The Raffles group, owned by Dubai’s Sheikh Mohammed, reopened the resort in 2004 on a mission to create a property that guests will never want to leave. The setting is a natural amphitheatre, with 156 villas arranged like tiers of seats on a hillside with sea views. In a world dedicated to providing magical spas, the Amrita’s private glass-floored thatched cabins set on stilts in the water are about as romantic as it can get.
At dawn, I tackle the classic sun salutations in the daily yoga session in an exercise room set high in the cliff. Trainer Mike said that Daniel Craig and his girlfriend attended every morning during their two-week stay. But on this occasion, the rich and famous stayed abed, exhausted perhaps by an evening in the Villa Monte Carlo, where La Varenne peddles Beluga at £200 a pop and the Trump Club Privee cleans up at the blackjack tables.
Lazy so and sos. I need them here and I need them now because there’s no hiding place for the solo sun saluter – and my contortions are worse than most.
Donald Trump is a single digit golfer with a Scottish mother, or so he claimed when he pitched to build the world’s ‘best’ links near Aberdeen in 2007. The Canouan planners weren’t nearly as fussy so he got his licence to develop without difficulty and hired Jim Fazio to design a course that opened in July 2004.
It starts benignly on the valley floor, then rises dramatically to the highest peak - this is definitely not a walker’s layout. With five tee boxes, the longest 6,900 yards, and a diverse range of strategy shots involving severe gradient changes, this is a thoroughly enjoyable example of quality holiday golf. The fairways are more forgiving than they look from the air and the par-3 13th, laid out along the crest of the main ridge, is a stunner, with 360-degree sea views that include Mustique and Tobago Cays.

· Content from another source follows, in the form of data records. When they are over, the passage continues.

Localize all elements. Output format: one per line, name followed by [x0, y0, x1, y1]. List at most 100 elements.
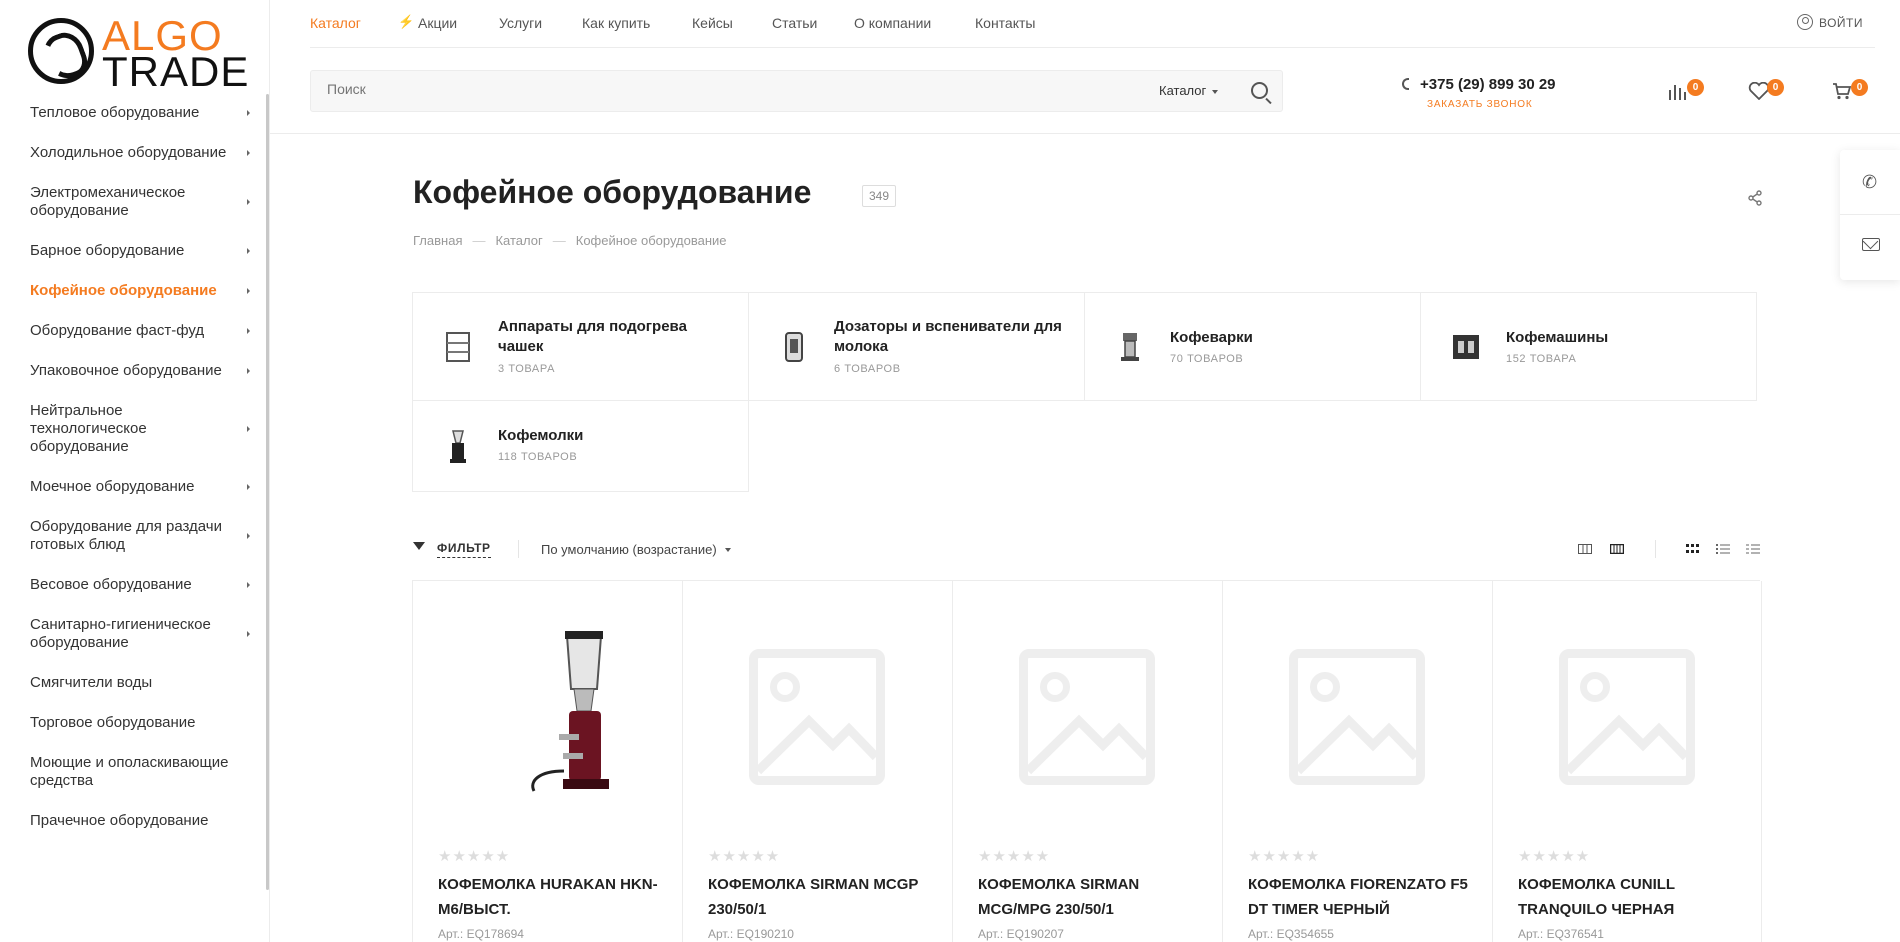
sidebar-item-packaging[interactable]: Упаковочное оборудование — [30, 362, 250, 380]
sidebar-scrollbar[interactable] — [266, 94, 269, 890]
chevron-right-icon — [247, 368, 250, 374]
sidebar-item-serving[interactable]: Оборудование для раздачи готовых блюд — [30, 518, 250, 554]
sidebar-item-thermal[interactable]: Тепловое оборудование — [30, 104, 250, 122]
callback-phone-icon[interactable]: ✆ — [1862, 172, 1877, 193]
sidebar-item-label: Моющие и ополаскивающие средства — [30, 754, 229, 789]
logo-text-trade: TRADE — [102, 48, 250, 95]
sidebar-item-refrigeration[interactable]: Холодильное оборудование — [30, 144, 250, 162]
sidebar-item-dishwashing[interactable]: Моечное оборудование — [30, 478, 250, 496]
login-button[interactable]: ВОЙТИ — [1796, 14, 1863, 30]
share-icon[interactable] — [1747, 190, 1763, 206]
milk-frother-thumbnail — [785, 332, 803, 362]
sidebar-item-laundry[interactable]: Прачечное оборудование — [30, 812, 250, 830]
chevron-right-icon — [247, 288, 250, 294]
nav-about[interactable]: О компании — [854, 15, 931, 31]
sidebar-item-label: Моечное оборудование — [30, 478, 195, 495]
callback-link[interactable]: ЗАКАЗАТЬ ЗВОНОК — [1427, 99, 1532, 110]
nav-cases[interactable]: Кейсы — [692, 15, 733, 31]
sidebar-item-coffee[interactable]: Кофейное оборудование — [30, 282, 250, 300]
breadcrumb-current: Кофейное оборудование — [575, 233, 727, 248]
product-name[interactable]: КОФЕМОЛКА SIRMAN MCG/MPG 230/50/1 — [978, 872, 1208, 922]
product-article: Арт.: EQ354655 — [1248, 927, 1334, 941]
subcategory-name: Кофеварки — [1170, 329, 1253, 346]
nav-contacts[interactable]: Контакты — [975, 15, 1035, 31]
filter-button[interactable]: ФИЛЬТР — [413, 541, 491, 558]
sidebar-item-sanitary[interactable]: Санитарно-гигиеническое оборудование — [30, 616, 250, 652]
subcategory-card[interactable]: Кофемолки 118 ТОВАРОВ — [412, 400, 749, 492]
subcategory-card[interactable]: Аппараты для подогрева чашек 3 ТОВАРА — [412, 292, 749, 401]
search-icon[interactable] — [1251, 82, 1268, 99]
nav-catalog[interactable]: Каталог — [310, 15, 361, 31]
top-navigation: Каталог ⚡ Акции Услуги Как купить Кейсы … — [310, 0, 1875, 48]
sidebar-item-label: Тепловое оборудование — [30, 104, 200, 121]
nav-services[interactable]: Услуги — [499, 15, 542, 31]
filter-label: ФИЛЬТР — [437, 541, 491, 555]
product-name[interactable]: КОФЕМОЛКА FIORENZATO F5 DT TIMER ЧЕРНЫЙ — [1248, 872, 1478, 922]
filter-icon — [413, 542, 425, 550]
divider — [1655, 540, 1656, 558]
subcategory-name: Кофемашины — [1506, 329, 1609, 346]
subcategory-card[interactable]: Кофемашины 152 ТОВАРА — [1420, 292, 1757, 401]
phone-number[interactable]: +375 (29) 899 30 29 — [1420, 76, 1556, 93]
rating-stars: ★★★★★ — [438, 848, 511, 865]
sidebar-item-detergents[interactable]: Моющие и ополаскивающие средства — [30, 754, 250, 790]
sidebar-item-neutral[interactable]: Нейтральное технологическое оборудование — [30, 402, 250, 456]
product-card[interactable]: ★★★★★ КОФЕМОЛКА HURAKAN HKN-M6/ВЫСТ. Арт… — [412, 581, 682, 942]
cup-warmer-thumbnail — [446, 332, 470, 362]
sidebar-item-electromechanical[interactable]: Электромеханическое оборудование — [30, 184, 250, 220]
list-view-icon[interactable] — [1716, 544, 1730, 554]
compare-button[interactable]: 0 — [1668, 79, 1704, 100]
grid-view-icon[interactable] — [1686, 544, 1700, 554]
table-view-icon[interactable] — [1746, 544, 1760, 554]
product-card[interactable]: ★★★★★ КОФЕМОЛКА CUNILL TRANQUILO ЧЕРНАЯ … — [1492, 581, 1762, 942]
breadcrumb-separator: — — [552, 233, 566, 248]
product-card[interactable]: ★★★★★ КОФЕМОЛКА SIRMAN MCGP 230/50/1 Арт… — [682, 581, 952, 942]
columns-3-icon[interactable] — [1578, 544, 1592, 554]
sidebar-item-label: Оборудование для раздачи готовых блюд — [30, 518, 223, 553]
subcategory-card[interactable]: Кофеварки 70 ТОВАРОВ — [1084, 292, 1421, 401]
rating-stars: ★★★★★ — [978, 848, 1051, 865]
rating-stars: ★★★★★ — [1518, 848, 1591, 865]
image-placeholder-icon — [1289, 649, 1425, 785]
sort-select[interactable]: По умолчанию (возрастание) — [541, 542, 731, 557]
header-divider — [270, 133, 1900, 134]
search-bar: Каталог — [310, 70, 1283, 112]
mail-icon[interactable] — [1862, 238, 1880, 251]
favorites-button[interactable]: 0 — [1748, 79, 1784, 101]
sidebar-item-fastfood[interactable]: Оборудование фаст-фуд — [30, 322, 250, 340]
search-input[interactable] — [327, 81, 1127, 97]
breadcrumb-home[interactable]: Главная — [413, 233, 462, 248]
columns-4-icon[interactable] — [1610, 544, 1624, 554]
nav-how-to-buy[interactable]: Как купить — [582, 15, 650, 31]
nav-promotions[interactable]: Акции — [418, 15, 457, 31]
rating-stars: ★★★★★ — [708, 848, 781, 865]
chevron-right-icon — [247, 533, 250, 539]
cart-button[interactable]: 0 — [1832, 79, 1868, 100]
cart-icon — [1833, 83, 1852, 100]
product-card[interactable]: ★★★★★ КОФЕМОЛКА FIORENZATO F5 DT TIMER Ч… — [1222, 581, 1492, 942]
product-count-badge: 349 — [862, 185, 897, 207]
sidebar-item-bar[interactable]: Барное оборудование — [30, 242, 250, 260]
nav-articles[interactable]: Статьи — [772, 15, 817, 31]
subcategory-count: 6 ТОВАРОВ — [834, 363, 901, 375]
product-article: Арт.: EQ178694 — [438, 927, 524, 941]
sidebar-item-water-softeners[interactable]: Смягчители воды — [30, 674, 250, 692]
logo[interactable]: ALGO TRADE — [28, 15, 248, 93]
product-name[interactable]: КОФЕМОЛКА CUNILL TRANQUILO ЧЕРНАЯ — [1518, 872, 1748, 922]
subcategory-card[interactable]: Дозаторы и вспениватели для молока 6 ТОВ… — [748, 292, 1085, 401]
sidebar-item-label: Холодильное оборудование — [30, 144, 227, 161]
breadcrumb-catalog[interactable]: Каталог — [495, 233, 542, 248]
product-card[interactable]: ★★★★★ КОФЕМОЛКА SIRMAN MCG/MPG 230/50/1 … — [952, 581, 1222, 942]
product-name[interactable]: КОФЕМОЛКА SIRMAN MCGP 230/50/1 — [708, 872, 938, 922]
product-name[interactable]: КОФЕМОЛКА HURAKAN HKN-M6/ВЫСТ. — [438, 872, 668, 922]
chevron-right-icon — [247, 199, 250, 205]
phone-icon — [1402, 78, 1409, 90]
sidebar-item-weighing[interactable]: Весовое оборудование — [30, 576, 250, 594]
favorites-count-badge: 0 — [1767, 79, 1784, 96]
subcategory-name: Аппараты для подогрева чашек — [498, 318, 687, 355]
search-category-select[interactable]: Каталог — [1159, 83, 1219, 98]
product-article: Арт.: EQ376541 — [1518, 927, 1604, 941]
sidebar-item-retail[interactable]: Торговое оборудование — [30, 714, 250, 732]
sidebar-item-label: Санитарно-гигиеническое оборудование — [30, 616, 211, 651]
coffee-grinder-thumbnail — [450, 430, 466, 463]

Avoid the Trump Million Invitational – a 54-hole tournament held in May for 100 golfers who pay £8,000 for the privilege of taking on non-tour pros off scratch – and you might have the place pretty much to yourself.

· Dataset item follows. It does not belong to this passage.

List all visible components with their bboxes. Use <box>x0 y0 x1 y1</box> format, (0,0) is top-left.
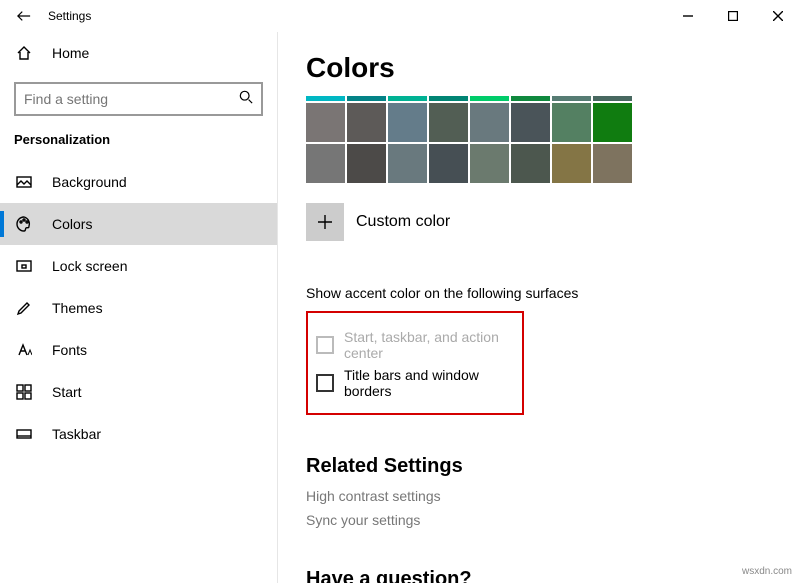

The best way to enjoy Canouan is to stay there but it’s also possible to fly in for the day from Barbados, 110 miles away. This is what the Blairs did in the prime ministerial glory days, with Tony enjoying a game of tennis while Cherie opted for pampering in the spa. With a 25-minute flight, it’s easy to factor a round of golf and a lunch on one of two Caribbean cliché beaches into the programme.